C’est trop tôt pour le dire. L’Union européenne, qui s’est dotée d’une Commission qui s’est proclamée « géopolitique », affronte un
énorme défi. Elle a décidé de répondre en essayant de s’abstraire de ses règles budgétaires trop contraignantes. Va t-elle pouvoir vaincre la tendance de ses États membres à se recroqueviller et à décider sans se concerter avec les voisins ? Certes, la santé n’est pas vraiment une compétence de
l’UE mais c’est sur sa capacité à minimiser la crise économique qu’elle sera jugée. Pour cette Commission la plus solide depuis le traité de Lisbonne de 2007, l’épreuve du feu arrive plus tôt qu’elle ne le pensait.

Êtes-vous inquiet pour le continent africain ? 

Qui ne le serait pas ? Ebola n’avait frappé que quelques pays mais l’épidémie avait été redoutable.
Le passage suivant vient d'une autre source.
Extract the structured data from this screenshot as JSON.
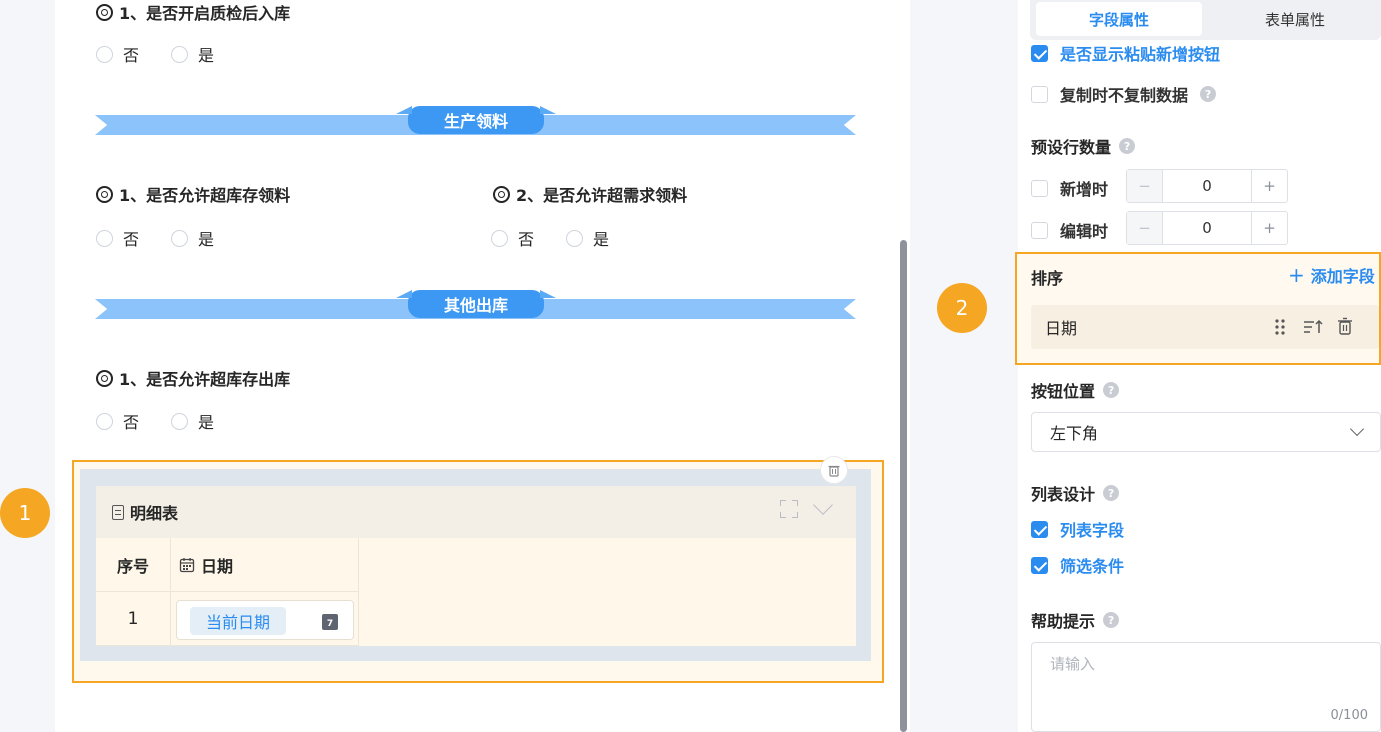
{
  "canvas": {
    "q1": {
      "title": "1、是否开启质检后入库",
      "opt_no": "否",
      "opt_yes": "是"
    },
    "banner1": "生产领料",
    "q2": {
      "title": "1、是否允许超库存领料",
      "opt_no": "否",
      "opt_yes": "是"
    },
    "q3": {
      "title": "2、是否允许超需求领料",
      "opt_no": "否",
      "opt_yes": "是"
    },
    "banner2": "其他出库",
    "q4": {
      "title": "1、是否允许超库存出库",
      "opt_no": "否",
      "opt_yes": "是"
    },
    "detail": {
      "title": "明细表",
      "col_index": "序号",
      "col_date": "日期",
      "row_index": "1",
      "date_value": "当前日期",
      "cal_day": "7"
    }
  },
  "badges": {
    "one": "1",
    "two": "2"
  },
  "panel": {
    "tabs": {
      "field": "字段属性",
      "form": "表单属性"
    },
    "show_paste_btn": {
      "label": "是否显示粘贴新增按钮",
      "checked": true
    },
    "copy_no_data": {
      "label": "复制时不复制数据",
      "checked": false
    },
    "preset_rows": {
      "title": "预设行数量",
      "on_add_label": "新增时",
      "on_add_value": "0",
      "on_edit_label": "编辑时",
      "on_edit_value": "0",
      "minus": "−",
      "plus": "+"
    },
    "sort": {
      "title": "排序",
      "add_field": "添加字段",
      "item": "日期"
    },
    "button_pos": {
      "title": "按钮位置",
      "value": "左下角"
    },
    "list_design": {
      "title": "列表设计",
      "list_fields": "列表字段",
      "filter_cond": "筛选条件"
    },
    "help_tip": {
      "title": "帮助提示",
      "placeholder": "请输入",
      "counter": "0/100"
    },
    "help_mark": "?"
  },
  "colors": {
    "accent": "#2b8cf0",
    "highlight": "#f5a623",
    "banner": "#3c98f2"
  }
}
Et dans beaucoup d’États africains, les systèmes de santé ont souffert des politiques d’ajustement structurel et de réductions budgétaires. Là aussi, les dépenses de santé sont insuffisantes et s’il est une leçon à tirer déjà de cette pandémie, c’est la réhabilitation indispensable de la valeur santé dont feu Philippe Séguin avait raison de dire qu’elle avait un coût mais pas de prix.